Vergi, Maliye, Ekonomi, Sosyal Güvenlik, Ticaret Hukuku Hakkındaki Herşey

Ticaret Hukuku

Timur ÇAKMAK
Timur ÇAKMAK
3230OKUNMA

6728 Sayılı YOİK İle Getirilen İpoteklerde % 50 İndirimli Harç Uygulamasından Yabancı Tacir Yararlanabilir mi?

6728 Sayılı Yatırım Ortamının İyileştirilmesi Amacıyla Bazı Kanunlarda Değişiklik Yapılmasına Dair Kanun (YOİK) ile birçok düzenleme yapılmış ve özellikle damga vergisi ile haçlar başta olmak üzere vergi kanunlarında önemli düzenlemelere gidilmiştir.

Söz konusu 6728 Sayılı YOİ Kanunu’nun 38 inci maddesi ile 492 sayılı Harçlar Kanunu’na bağlı  (4) Sayılı Tarifenin  “I- Tapu işlemleri” başlıklı bölümünün (7) numaralı fıkrasına bir parantez içi hüküm eklenmiştir.  Eklenen bu yeni hükme göre Tacirler arası ipotek tesis işlemlerinde bu fıkraya göre hesaplanan harçlar yüzde elli oranında uygulanacağı hüküm altına alınmış ve özellikle gayrimenkullerle ilgili Tapu’da gerçekleştirilen işlemler nedeniyle gerçekleştirilecek ipotek tesis işlemlerinde % 50 oranında ödenecek harçlarda indirime gidilmiştir.

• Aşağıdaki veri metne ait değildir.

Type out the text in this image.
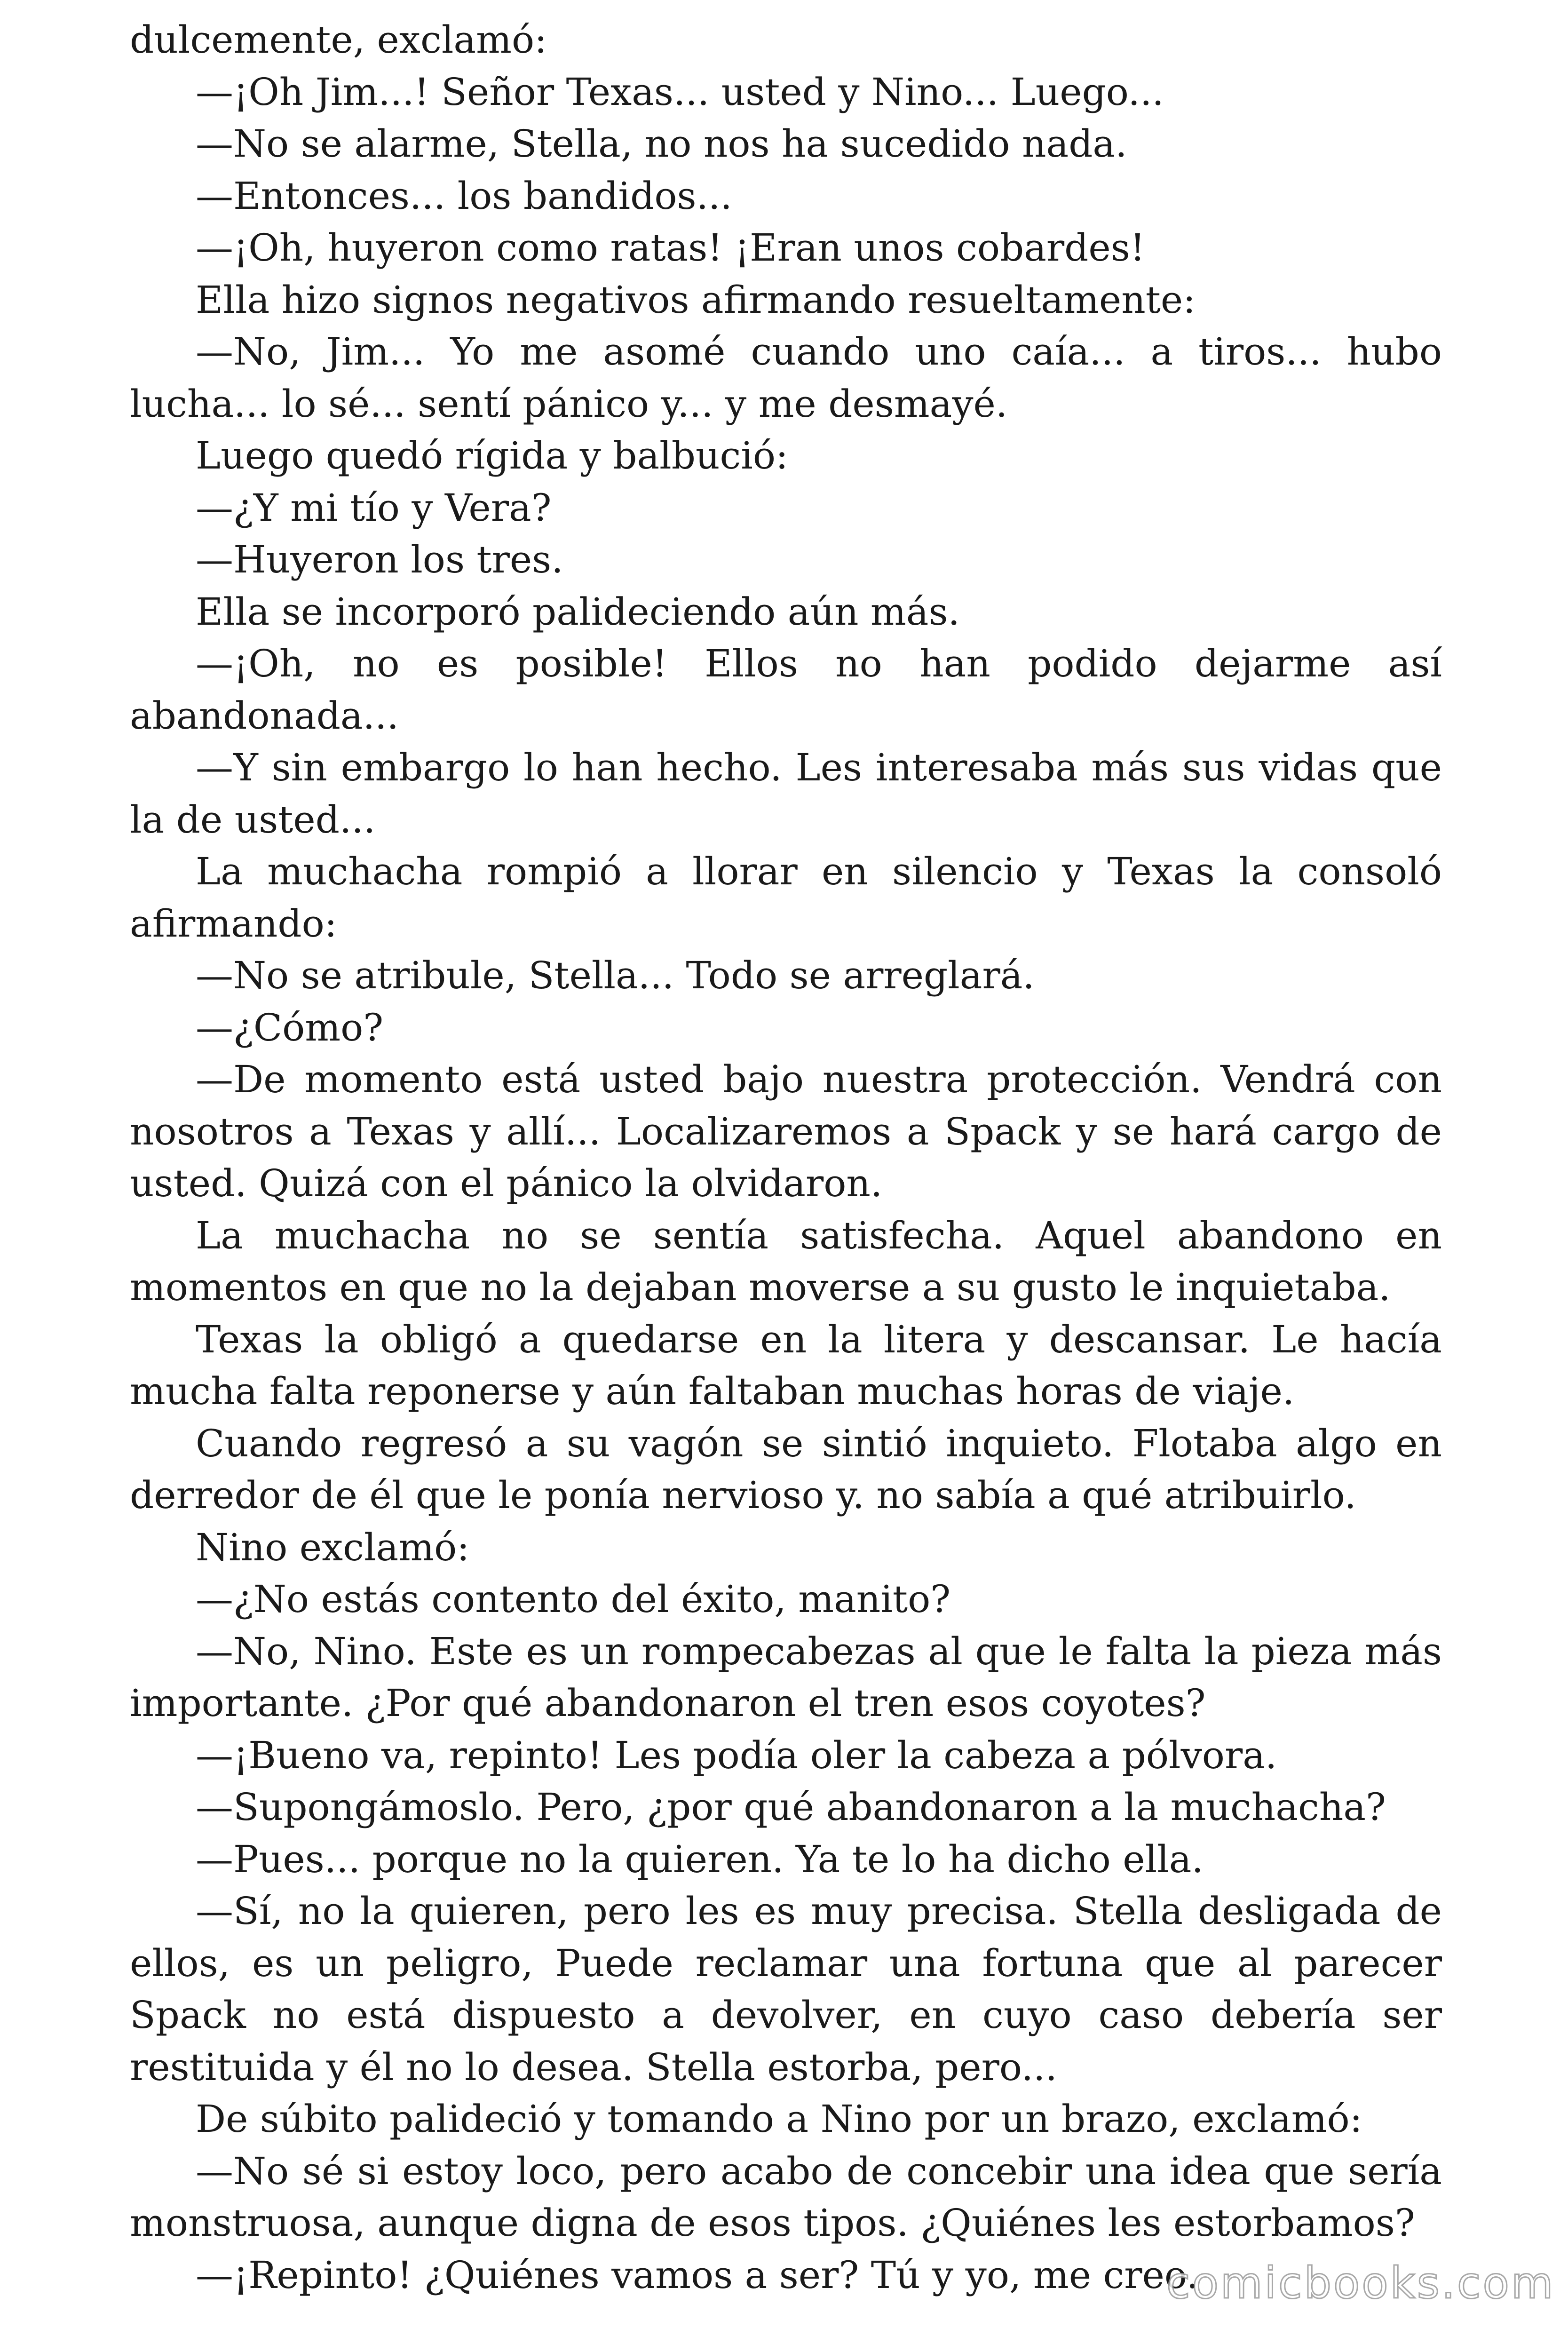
dulcemente, exclamó:

—¡Oh Jim...! Señor Texas... usted y Nino... Luego...

—No se alarme, Stella, no nos ha sucedido nada.

—Entonces... los bandidos...

—¡Oh, huyeron como ratas! ¡Eran unos cobardes!

Ella hizo signos negativos afirmando resueltamente:

—No, Jim... Yo me asomé cuando uno caía... a tiros... hubo lucha... lo sé... sentí pánico y... y me desmayé.

Luego quedó rígida y balbució:

—¿Y mi tío y Vera?

—Huyeron los tres.

Ella se incorporó palideciendo aún más.

—¡Oh, no es posible! Ellos no han podido dejarme así abandonada...

—Y sin embargo lo han hecho. Les interesaba más sus vidas que la de usted...

La muchacha rompió a llorar en silencio y Texas la consoló afirmando:

—No se atribule, Stella... Todo se arreglará.

—¿Cómo?

—De momento está usted bajo nuestra protección. Vendrá con nosotros a Texas y allí... Localizaremos a Spack y se hará cargo de usted. Quizá con el pánico la olvidaron.

La muchacha no se sentía satisfecha. Aquel abandono en momentos en que no la dejaban moverse a su gusto le inquietaba.

Texas la obligó a quedarse en la litera y descansar. Le hacía mucha falta reponerse y aún faltaban muchas horas de viaje.

Cuando regresó a su vagón se sintió inquieto. Flotaba algo en derredor de él que le ponía nervioso y. no sabía a qué atribuirlo.

Nino exclamó:

—¿No estás contento del éxito, manito?

—No, Nino. Este es un rompecabezas al que le falta la pieza más importante. ¿Por qué abandonaron el tren esos coyotes?

—¡Bueno va, repinto! Les podía oler la cabeza a pólvora.

—Supongámoslo. Pero, ¿por qué abandonaron a la muchacha?

—Pues... porque no la quieren. Ya te lo ha dicho ella.

—Sí, no la quieren, pero les es muy precisa. Stella desligada de ellos, es un peligro, Puede reclamar una fortuna que al parecer Spack no está dispuesto a devolver, en cuyo caso debería ser restituida y él no lo desea. Stella estorba, pero...

De súbito palideció y tomando a Nino por un brazo, exclamó:

—No sé si estoy loco, pero acabo de concebir una idea que sería monstruosa, aunque digna de esos tipos. ¿Quiénes les estorbamos?

—¡Repinto! ¿Quiénes vamos a ser? Tú y yo, me creo.

comicbooks.com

Harçlar Kanununa ekli (4) sayılı tarife tapu ve kadastro işlemlerinden alınacak harçları düzenlemektedir. Aynı tarifenin 1 inci bölümü ise sadece Tapu Harçlarına ilişkindir. 1 inci bölümün 7 inci fıkrasında ise ipotek tesisinde alınacak harçlar üç ayrı kalemde belirtilmiştir. Bunlar;

a) İpotekle sağlanan borç miktarı üzerinden(Binde 4,55)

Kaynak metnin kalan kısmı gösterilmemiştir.